Entre las pocas luces, el humo de cigarro, las habitaciones oscuras, las paredes sucias y las luces de colores, podían distinguirse mujeres, que entre otras cosas pugnaban por dejar intacta su dignidad aunque tuviesen que abrir las piernas al mejor postor. Varias jovencitas. Más de una se veía como que ya había perdido la esperanza de una buena casa o el negocio y solo les quedaba seguir a pesar de los años. Otras mostraban las carnes sueltas, las ojeras de noches pasadas, y sin estar cerca podías oler el tufo del varios cigarros en concierto, pero habian filas, es verdad, de parroquianos arrechos y necesitados de un cierto alivio. En fin, nunca falta un roto para un descosido, como dice mi madre.

Decidimos ir a la puerta de una de las chicas que estaba sin gente. Nos acercamos. ¿Tres? ¡Están locos! ¡Ustedes son degenerados, idiotas!, no nos dio tiempo a decir nada, solo cerró su puerta y se protegió en su cuartito, se escondió tan apresurada que se llevó de encuentro en su fuga la lavacara de porcelana y la jarra de agua que tenia al lado de la puerta.

Insistimos con una segunda. Otra que nos tira la puerta por degenerados. Hernando decidió lanzarse solo, le dijo a una de ellas que no quería hacer nada solo conversar, que éramos de la radio. Raquel lo miró con desconfianza, nos miró a nosotros con más desconfianza, le enseñamos la grabadora y por fin accedió. ¿Cutivalú? ¡Ah! La de “Me quedo contigo”. Sus ojos tiernos descansaron un poco, nos hizo pasar y cuando Lucha se quitó la gorra y los lentes, Raquel no lo podría creer, y cómo has entrado?

Después de pasar del susto al asombro, Raquel nos dio todo su tiempo para hablar con la mayor naturalidad. Yo no quiero que nadie me salve, nosotros podemos pelear por nosotras mismas. Trabajar aquí es la mejor manera que tengo de guardar dinero, intenté montones de cosas y ninguna funcionó, además yo decido con quien me acuesto. ¿Cuántos abogados hay que son taxistas? ¿Quién les dice nada? ¿Cuántos economistas venden en el mercado? ¿Cuántos trabajan en cosas que no les gusta?, esta es una opción como cualquier otra. ¿Cuántos políticos hay que se venden a cualquiera y viven bien con eso? Nosotros tratamos de cuidarnos los que no se cuidan son los clientes que vienen, no les gusta con preservativos, ese sí es un problema. Para mi hija yo trabajo limpiando oficinas por la noche, cuando ya no hay nadie trabajando salgo yo a limpiar. Mi vecina de al lado trabaja en la baja policía barre las calles de noche. Mi vecina del frente trabaja en un circo, por eso usa panties de colores y calzones de encajes y todas las noche tiene una función. Hay un tipo que quiere que viva con él, me da todo, pero yo prefiero juntar mi plata para no tener que depender de nadie.

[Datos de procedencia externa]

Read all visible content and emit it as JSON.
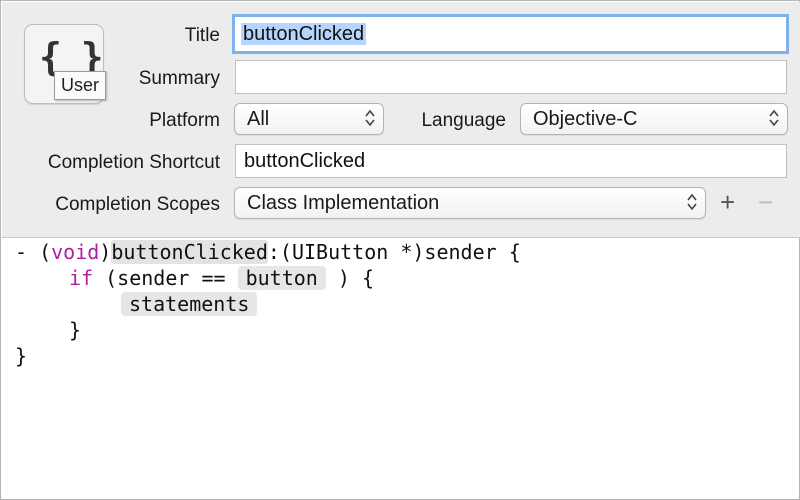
{
  "icon": {
    "name": "braces-icon",
    "glyph": "{ }",
    "tooltip": "User"
  },
  "form": {
    "title": {
      "label": "Title",
      "value": "buttonClicked"
    },
    "summary": {
      "label": "Summary",
      "value": ""
    },
    "platform": {
      "label": "Platform",
      "value": "All"
    },
    "language": {
      "label": "Language",
      "value": "Objective-C"
    },
    "shortcut": {
      "label": "Completion Shortcut",
      "value": "buttonClicked"
    },
    "scopes": {
      "label": "Completion Scopes",
      "value": "Class Implementation",
      "add": "+",
      "remove": "−"
    }
  },
  "code": {
    "l1_dash": "- (",
    "l1_void": "void",
    "l1_close": ")",
    "l1_name": "buttonClicked",
    "l1_rest": ":(UIButton *)sender {",
    "l2_if": "if",
    "l2_mid": " (sender == ",
    "l2_ph": "button",
    "l2_end": " ) {",
    "l3_ph": "statements",
    "l4": "}",
    "l5": "}"
  },
  "colors": {
    "keyword": "#b01f9b",
    "focus_ring": "#7fb2e8",
    "selection": "#b6d5fc"
  }
}
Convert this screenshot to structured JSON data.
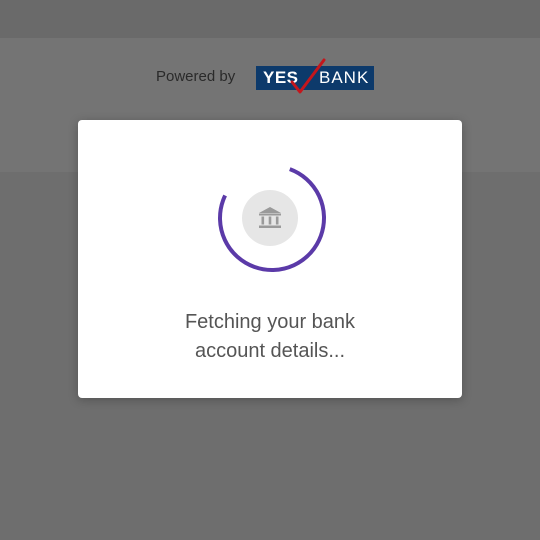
{
  "header": {
    "powered_by": "Powered by",
    "bank_logo_word1": "YES",
    "bank_logo_word2": "BANK"
  },
  "dialog": {
    "message_line1": "Fetching your bank",
    "message_line2": "account details..."
  },
  "colors": {
    "spinner_accent": "#5b3aa8",
    "logo_background": "#0d3a6b",
    "logo_tick": "#c4161c",
    "overlay": "#6e6e6e"
  },
  "icons": {
    "loading": "loading-spinner-icon",
    "bank": "bank-building-icon",
    "logo_tick": "tick-icon"
  }
}
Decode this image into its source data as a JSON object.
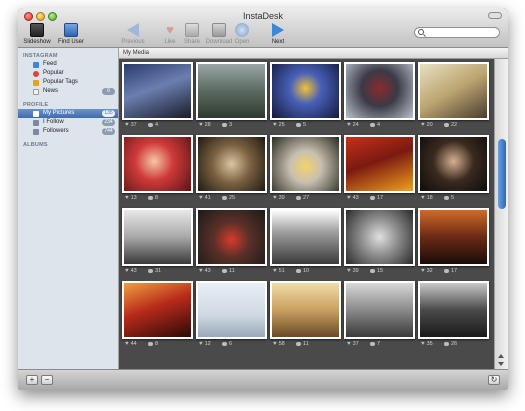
{
  "window": {
    "title": "InstaDesk"
  },
  "toolbar": {
    "slideshow": "Slideshow",
    "find_user": "Find User",
    "previous": "Previous",
    "like": "Like",
    "share": "Share",
    "download": "Download",
    "open": "Open",
    "next": "Next",
    "search_placeholder": ""
  },
  "sidebar": {
    "instagram_header": "INSTAGRAM",
    "profile_header": "PROFILE",
    "albums_header": "ALBUMS",
    "instagram_items": [
      {
        "label": "Feed",
        "badge": ""
      },
      {
        "label": "Popular",
        "badge": ""
      },
      {
        "label": "Popular Tags",
        "badge": ""
      },
      {
        "label": "News",
        "badge": "0"
      }
    ],
    "profile_items": [
      {
        "label": "My Pictures",
        "badge": "135"
      },
      {
        "label": "I Follow",
        "badge": "234"
      },
      {
        "label": "Followers",
        "badge": "744"
      }
    ]
  },
  "main": {
    "header": "My Media",
    "photos": [
      {
        "likes": "37",
        "comments": "4"
      },
      {
        "likes": "28",
        "comments": "3"
      },
      {
        "likes": "25",
        "comments": "5"
      },
      {
        "likes": "24",
        "comments": "4"
      },
      {
        "likes": "20",
        "comments": "22"
      },
      {
        "likes": "13",
        "comments": "8"
      },
      {
        "likes": "41",
        "comments": "25"
      },
      {
        "likes": "39",
        "comments": "27"
      },
      {
        "likes": "43",
        "comments": "17"
      },
      {
        "likes": "18",
        "comments": "5"
      },
      {
        "likes": "43",
        "comments": "31"
      },
      {
        "likes": "43",
        "comments": "11"
      },
      {
        "likes": "51",
        "comments": "10"
      },
      {
        "likes": "39",
        "comments": "15"
      },
      {
        "likes": "32",
        "comments": "17"
      },
      {
        "likes": "44",
        "comments": "8"
      },
      {
        "likes": "12",
        "comments": "6"
      },
      {
        "likes": "58",
        "comments": "11"
      },
      {
        "likes": "37",
        "comments": "7"
      },
      {
        "likes": "35",
        "comments": "26"
      }
    ]
  },
  "bottombar": {
    "add": "+",
    "remove": "−",
    "refresh": "↻"
  }
}
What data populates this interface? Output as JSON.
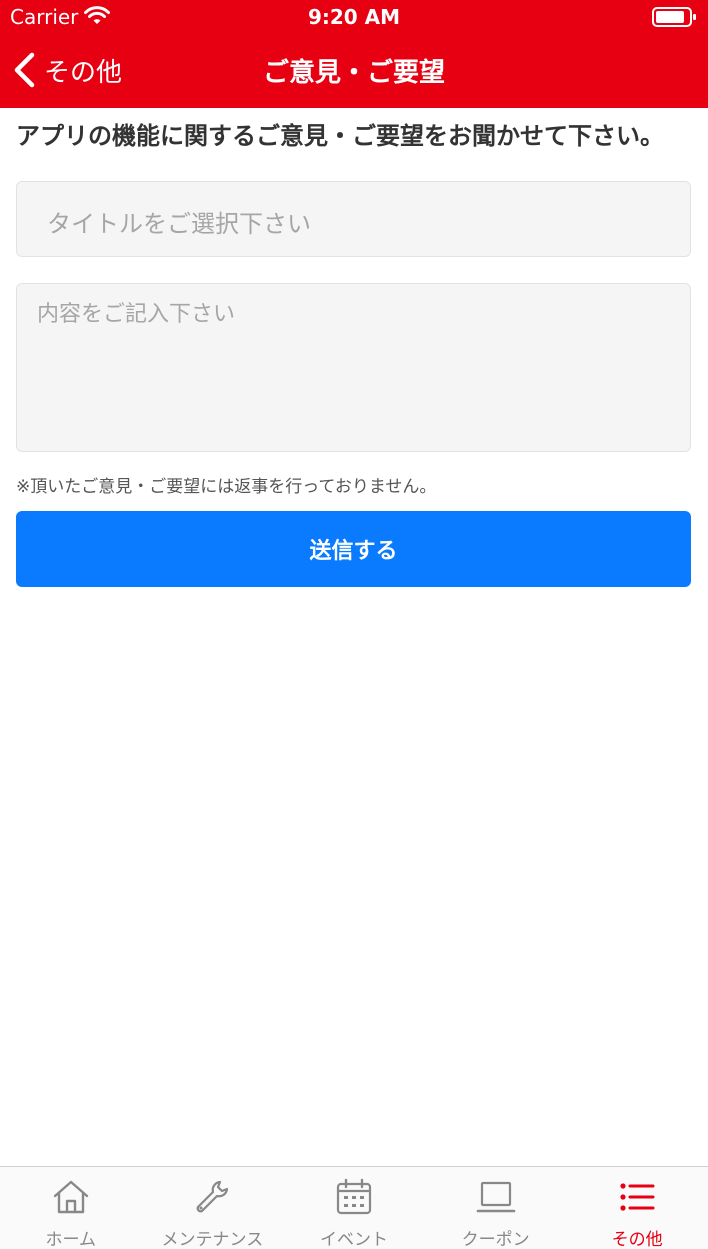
{
  "status_bar": {
    "carrier": "Carrier",
    "time": "9:20 AM"
  },
  "nav": {
    "back_label": "その他",
    "title": "ご意見・ご要望"
  },
  "form": {
    "intro": "アプリの機能に関するご意見・ご要望をお聞かせて下さい。",
    "title_placeholder": "タイトルをご選択下さい",
    "content_placeholder": "内容をご記入下さい",
    "note": "※頂いたご意見・ご要望には返事を行っておりません。",
    "submit_label": "送信する"
  },
  "tabs": [
    {
      "label": "ホーム",
      "icon": "home-icon"
    },
    {
      "label": "メンテナンス",
      "icon": "wrench-icon"
    },
    {
      "label": "イベント",
      "icon": "calendar-icon"
    },
    {
      "label": "クーポン",
      "icon": "laptop-icon"
    },
    {
      "label": "その他",
      "icon": "list-icon",
      "active": true
    }
  ],
  "colors": {
    "brand": "#e60012",
    "button": "#0a7bff",
    "tab_inactive": "#888888"
  }
}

¿Lo van a sacar por la radio? ¿Cuándo sale? quiero escucharlo y que mis amigas lo oigan. Solo digan que me llamo Raquel. No, no tienen nada que pagarme, yo quise hablar con ustedes. Salgan con cuidado y rápido, porque las chicas me van a preguntar, jajaja ¡Con tres a la vez! Me dicen la huachana, pero yo soy de Chimbote. Todas las noches escuchamos “Me quedo contigo”. Sí, con Arturo Chira.

Salimos casi corriendo. Guardar la llave de ruedas, respirar profundo, poner primera casi sin pensar y salir disparado fue lo que hizo Juan.

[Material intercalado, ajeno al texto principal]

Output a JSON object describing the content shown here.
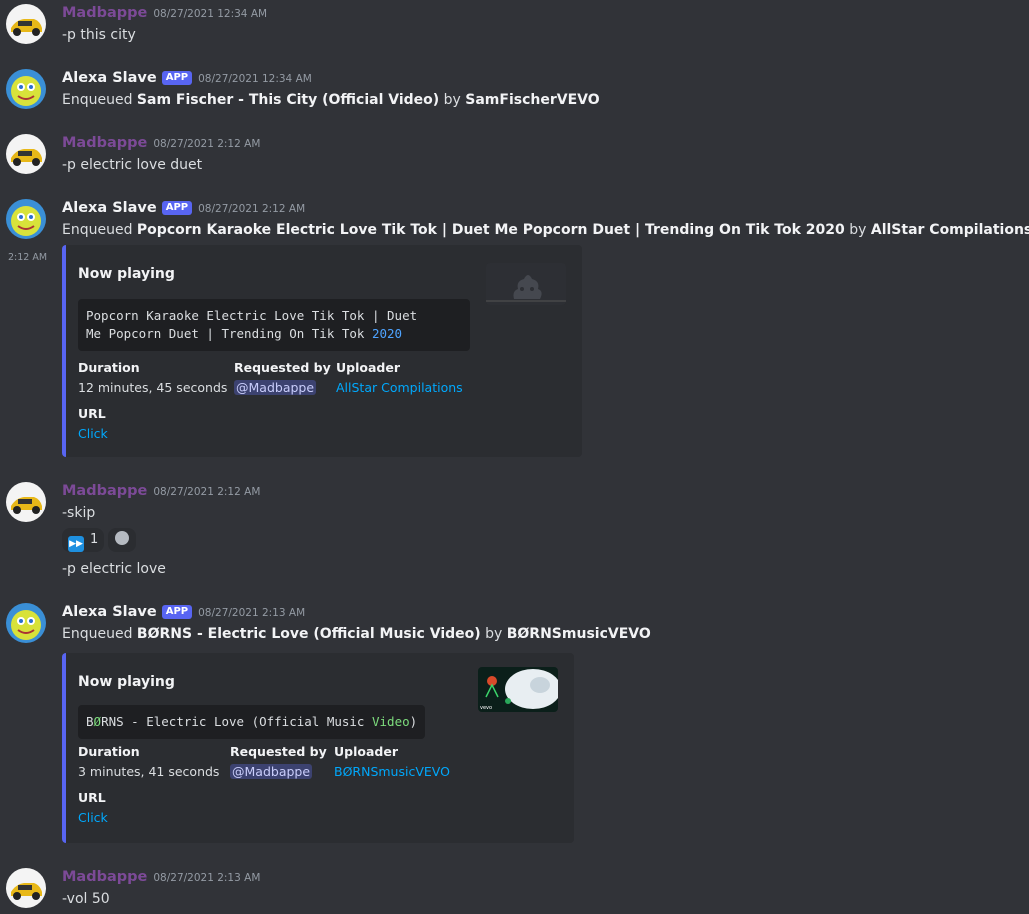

Y allí estaba Arturo poniendo en ambiente esta sórdida casa de amor. “Me quedo contigo”, embriagado de un no se qué que olía a boleros, a la pasión arturiana por Lucy, era esa energía que también se paseaba por esos lares convertida en canción. El idilio de Arturo convertido en programa de radio alimentaba las noches piuranas de amor a la carta.